Les Japonais se tapent des traités internationaux comme d’une guigne . Ils se fondent dans le paysage polaire, avec leurs bateaux aussi petits que possible ; sous prétexte de « recherches scientifiques », ils font ce qui est interdit sur toutes les mers mais encore plus ici, sanctuaire sacré de l’Antarctique. Ils massacrent allégrement les baleines à bosse et leurs petits qui, sans méfiance, viennent accueillir leurs navires, longeant la coque et s’ébrouant comme je les ai vu faire hier avec l’Austral, puisque l’homme- qui a failli au cours de siècles les anéantir à jamais- ne leur fait aucun mal ici. Bonne pioche ! La baleine et son petit folâtrent et jouent près du bateau Japonais pas du tout scientifique, tandis que son équipage, huilant lances, pics et harpons, dans l’intérêt de l’expansion des restaurants japonais, songent à l’huile de baleine, à la chair de baleine, au profit généré par le massacre des cétacés.

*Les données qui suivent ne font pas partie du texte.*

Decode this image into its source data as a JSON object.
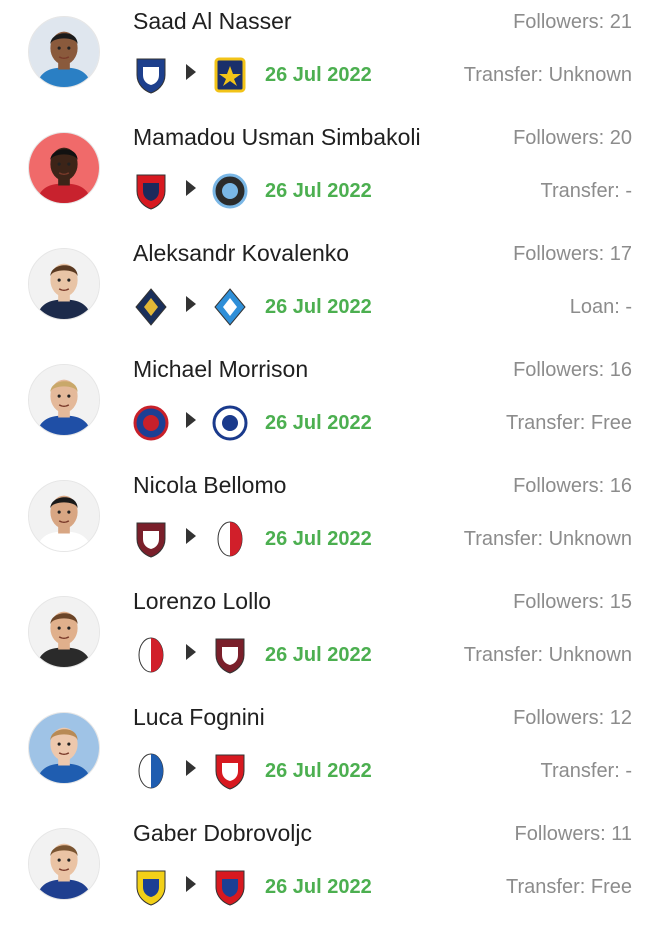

J’imagine la scène, après ce que j’ai vu de la gaieté des baleines hier, à bord de l’Austral Français. Quand la mère et son jeune sont assez près du navire « scientifique » ( sic) japonais, les harpons pleuvent, la mer rougit et bouillonne. Le sang des cétacés gicle sur la coque des navires scientifiques Japonais. Pourquoi se gêner ?
Quelques rares et courageux navires de l’ ONG « Sea Shepperd » parviennent parfois à barrer la route ( ils ont sauvé ainsi 9OO baleines la saison dernière cf. « le Nouvel Observateur ») aux Japonais, mais les Japonais ont un avantage énorme sur les Associations, le droit international et les baleines. Ils sont nombreux. Très nombreux. Et ils reviennent toujours. Sur la plage de « Walker Bay », je contemple ce qui reste de l’ancienne station baleinière norvégienne. Les baleines étaient dépecées sur place. Peut être, me dis-je en contemplant cuves à huile abandonnées et baraquement en ruines qu’on pourrait rénover la station baleinière abandonnée de « Walker Bay » ?
Les Japonais d’aujourd’hui remplaceraient les Norvégiens d’hier ? Ils pourraient ramener sur le sable noir de « Deception » les cadavres des cétacés comme le faisaient les baleiniers d’antan ? Les faux scientifiques Japonais pourraient ainsi chaque jour dépecer sur place la mère et son baleineau, se souvenant de cette manière agaçante qu’a la baleine de se mettre en travers, pour protéger son baleineau. Je la vois sur le sable noir de « Walker Bay », la baleine baignant dans son sang, avec cet énorme sourire figé sur son immense mâchoire, tandis qu’elle rend le dernier souffle sur la plage de Déception. A.G.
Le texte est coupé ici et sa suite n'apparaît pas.